Scipione (Scipio)
  • George Frideric Handel. Opera in three acts. 1726.
  • Libretto by Paolo Antonio Rolli, based on a libretto by Antonio Salvi and on the histories of Livy.
  • First performance at the King's Theatre, London, on 12th March 1726.
CHARACTERS
Berenice, daughter of King Ernando soprano
Lucejo (Allucius), her lover male alto
Scipione (Scipio), a Roman general male alto
Lelio (Laelius), a Roman commander tenor
Armira, captive of the Romans soprano
Ernando, King of the Balearics bass

Scipio, in triumph, has conquered New Carthage. He is in love with the captive Berenice, but magnanimously releases her to her beloved Allucius (Lucejo), a Celtiberian Prince, while the Roman commander Laelius is finally united with his beloved Armira, released now from Roman captivity.

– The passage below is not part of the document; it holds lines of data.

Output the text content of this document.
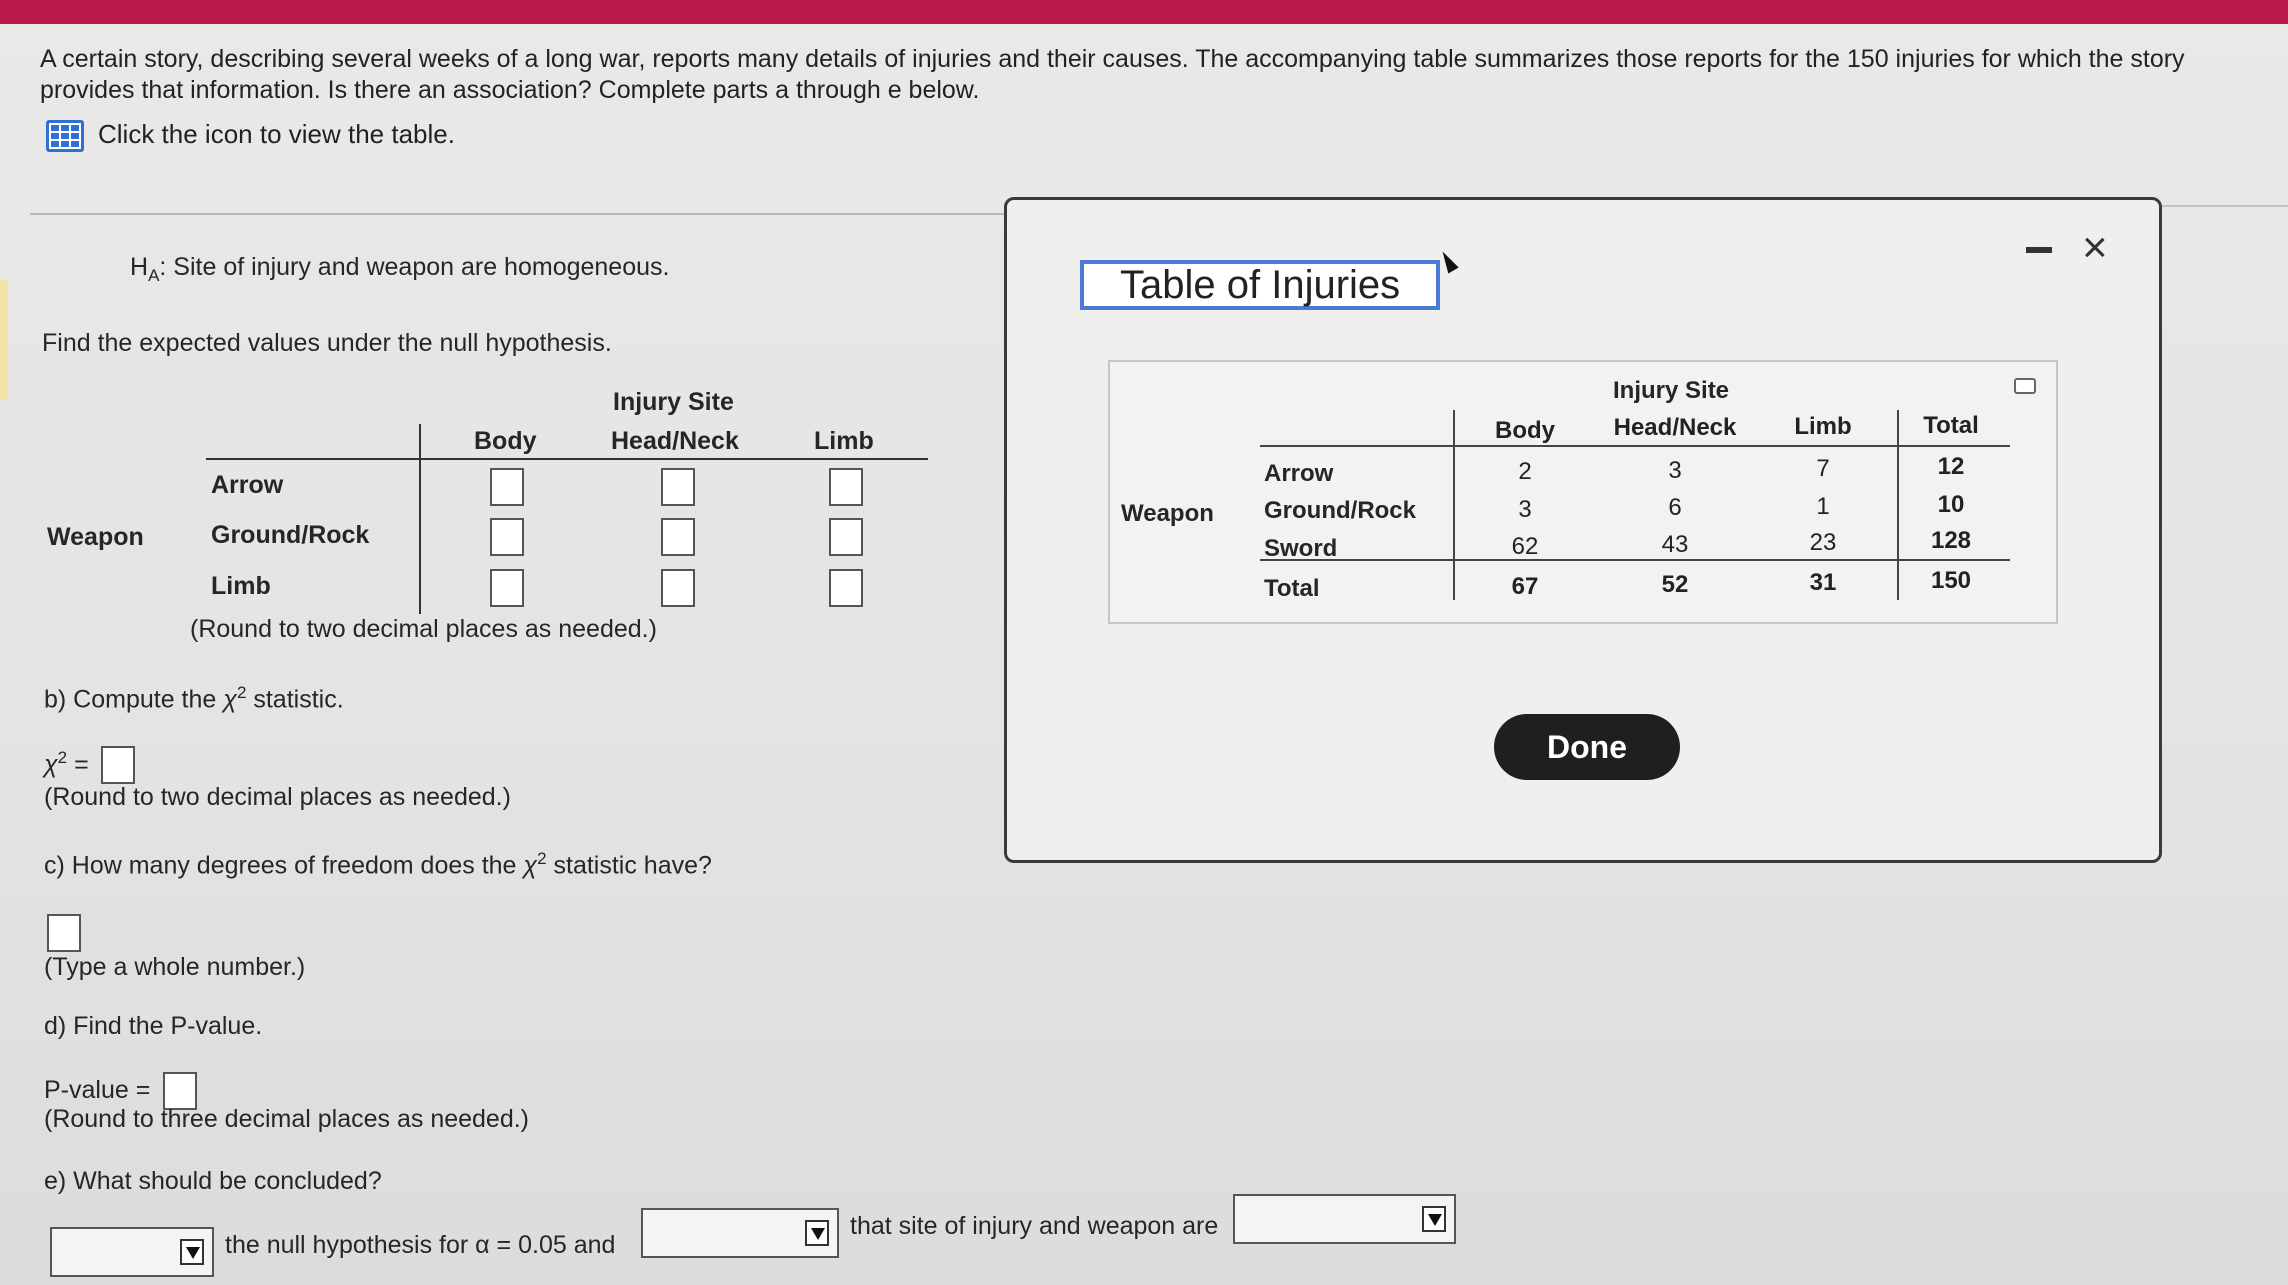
A certain story, describing several weeks of a long war, reports many details of injuries and their causes. The accompanying table summarizes those reports for the 150 injuries for which the story provides that information. Is there an association? Complete parts a through e below.
Click the icon to view the table.
$H_A$: Site of injury and weapon are homogeneous.
Find the expected values under the null hypothesis.
Injury Site
Body	Head/Neck	Limb
Weapon
Arrow
Ground/Rock
Limb
(Round to two decimal places as needed.)
b) Compute the $\chi^2$ statistic.
$\chi^2$ =
(Round to two decimal places as needed.)
c) How many degrees of freedom does the $\chi^2$ statistic have?
(Type a whole number.)
d) Find the P-value.
P-value =
(Round to three decimal places as needed.)
e) What should be concluded?
the null hypothesis for α = 0.05 and
that site of injury and weapon are
Table of Injuries
×
Injury Site
Body	Head/Neck	Limb	Total
Weapon
Arrow	2	3	7	12
Ground/Rock	3	6	1	10
Sword	62	43	23	128
Total	67	52	31	150
Done
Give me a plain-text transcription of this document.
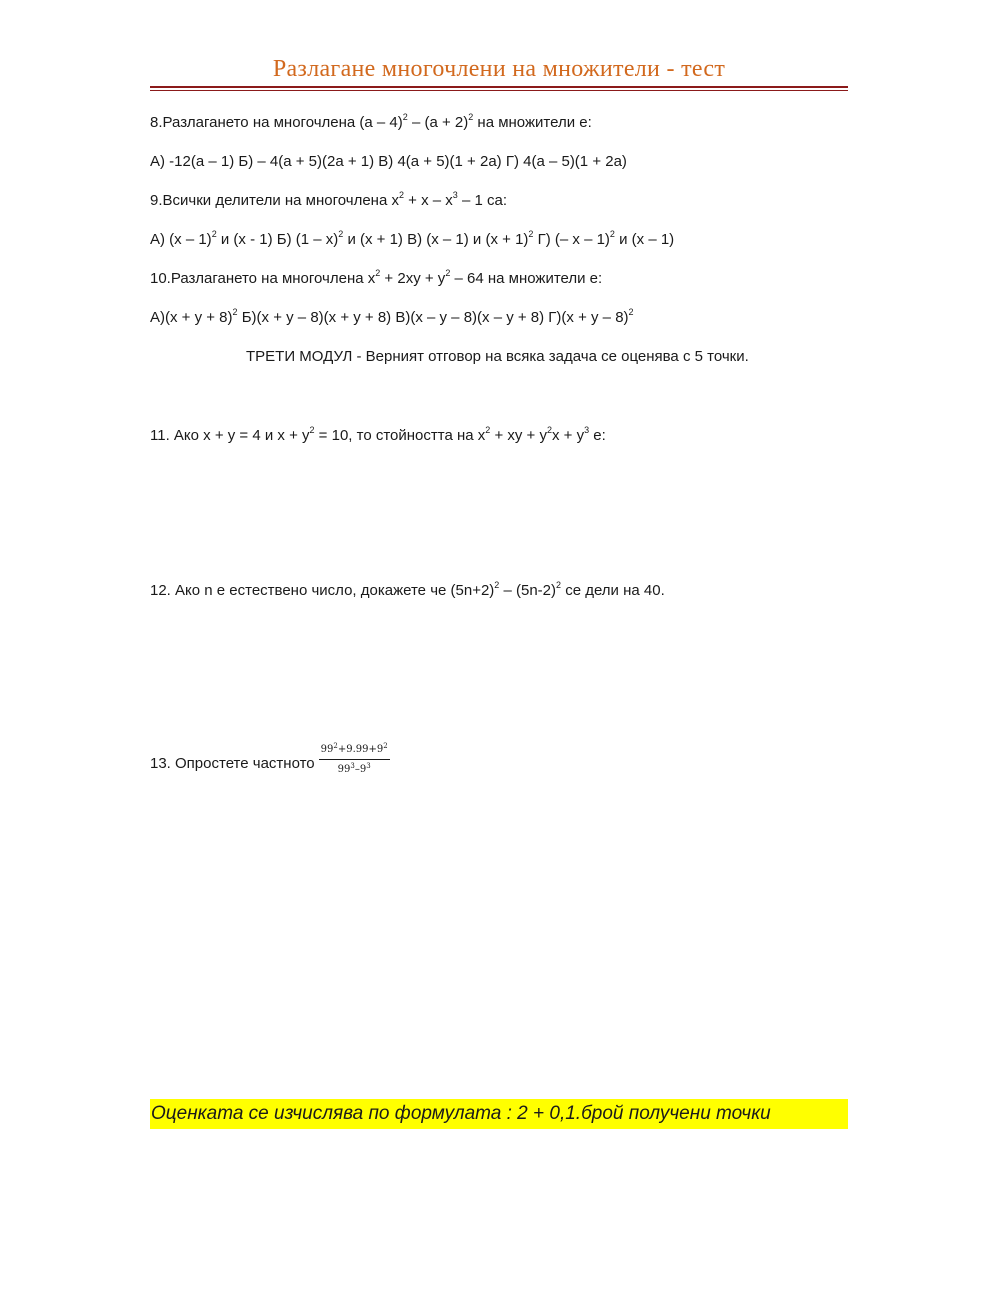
Разлагане многочлени на множители - тест
8.Разлагането на многочлена $(а - 4)^2 - (а + 2)^2$ на множители е:
А) -12(а – 1) Б) – 4(а + 5)(2а + 1) В) 4(а + 5)(1 + 2а) Г) 4(а – 5)(1 + 2а)
9.Всички делители на многочлена $x^2 + x - x^3 - 1$ са:
А) (x – 1)$^2$ и (x - 1) Б) (1 – x)$^2$ и (x + 1) В) (x – 1) и $(x + 1)^2$ Г) (– x – 1)$^2$ и (x – 1)
10.Разлагането на многочлена $x^2 + 2xy + y^2 - 64$ на множители е:
$А)(x + y + 8)^2$ Б)(x + y – 8)(x + y + 8) В)(x – y – 8)(x – y + 8) $Г)(x + y - 8)^2$
ТРЕТИ МОДУЛ - Верният отговор на всяка задача се оценява с 5 точки.
11. Ако x + y = 4 и $x + y^2 = 10$, то стойността на $x^2$ + xy + $y^2x + y^3$ е:
12. Ако n е естествено число, докажете че $(5n+2)^2 - (5n-2)^2$ се дели на 40.
13. Опростете частното $\frac{99^2+9.99+9^2}{99^3-9^3}$
Оценката се изчислява по формулата : 2 + 0,1.брой получени точки
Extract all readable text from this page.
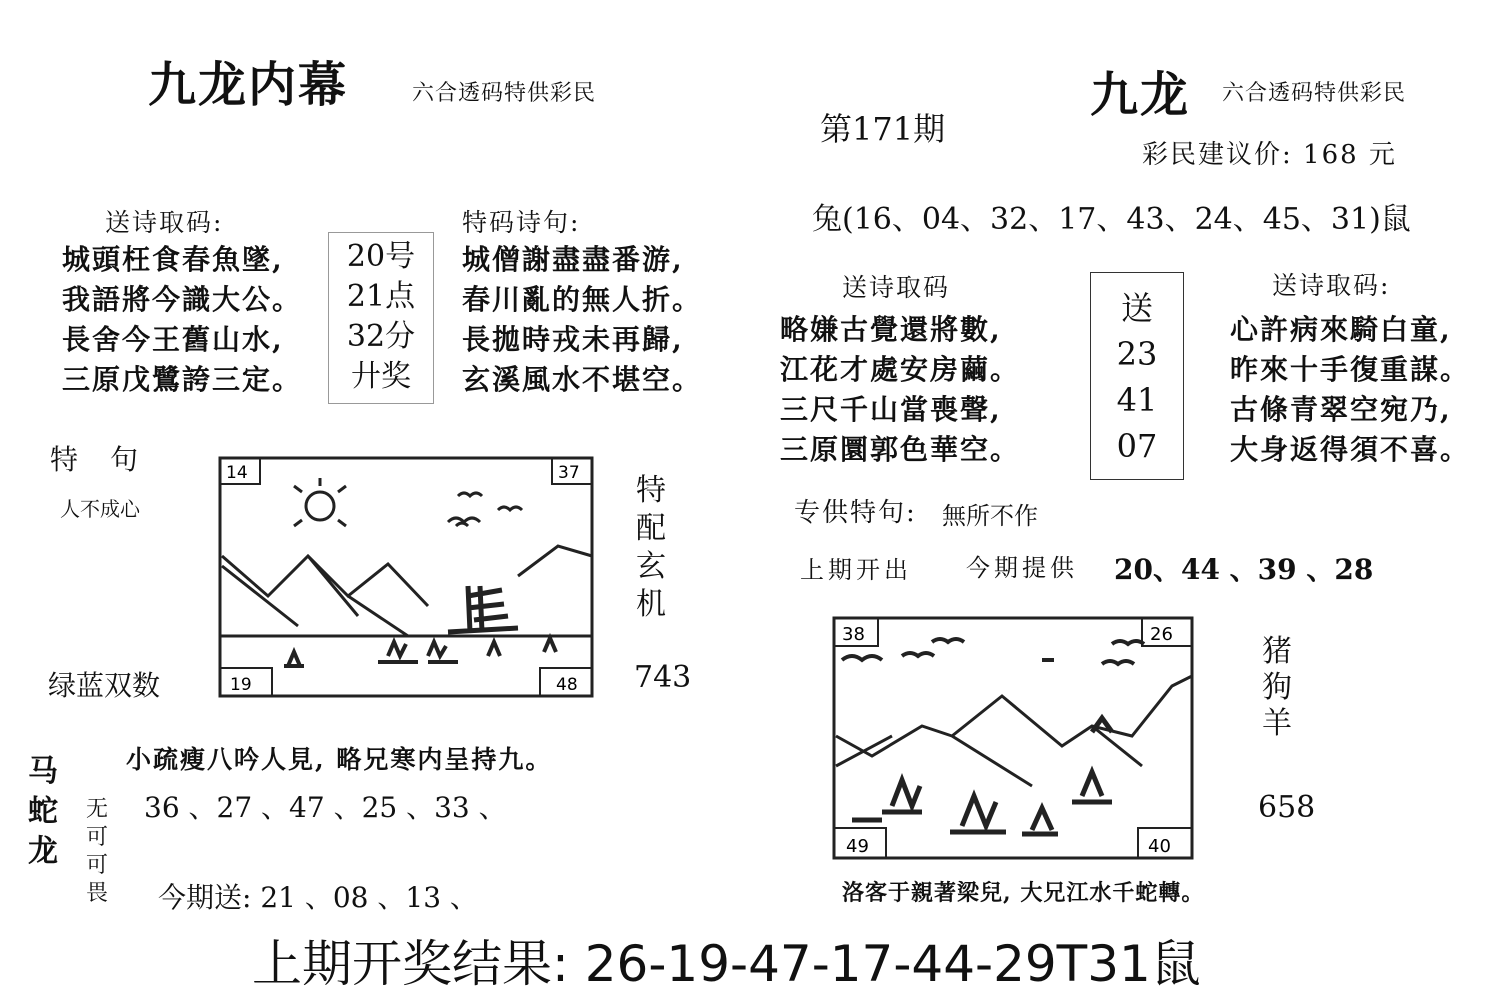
九龙内幕	六合透码特供彩民
送诗取码:
城頭枉食春魚墜,
我語將今識大公。
長舍今王舊山水,
三原戊鷺誇三定。
20号
21点
32分
廾奖
特码诗句:
城僧謝盡盡番游,
春川亂的無人折。
長拋時戎未再歸,
玄溪風水不堪空。
特　句
人不成心
绿蓝双数
14	37
19	48
特
配
玄
机
743
小疏瘦八吟人見, 略兄寒内呈持九。
马
蛇
龙
无
可
可
畏
36 、27 、47 、25 、33 、
今期送: 21 、08 、13 、
第171期
九龙 六合透码特供彩民
彩民建议价: 168 元
兔(16、04、32、17、43、24、45、31)鼠
送诗取码
略嫌古覺還將數,
江花才處安房繭。
三尺千山當喪聲,
三原圜郭色華空。
送
23
41
07
送诗取码:
心許病來騎白童,
昨來十手復重謀。
古條青翠空宛乃,
大身返得須不喜。
专供特句: 無所不作
上期开出 今期提供 20、44 、39 、28
38	26
49	40
猪
狗
羊
658
洛客于親著梁兒, 大兄江水千蛇轉。
上期开奖结果: 26-19-47-17-44-29T31鼠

The overture and more particularly the march that precedes the first act of the opera are well enough known. Berenice, like later operatic heroines, remains firm as a rock against the suggestion of marriage to Scipio in her final second act aria Scoglio d'immote fronte (Immovable as a rock). In the third act Come al nazio boschetto (As to the native wood) Allucius expresses again his love for Berenice. Handel made various changes in the work for a revival in 1730, with Scipio now allotted to a tenor and a woman taking the part of Laelius.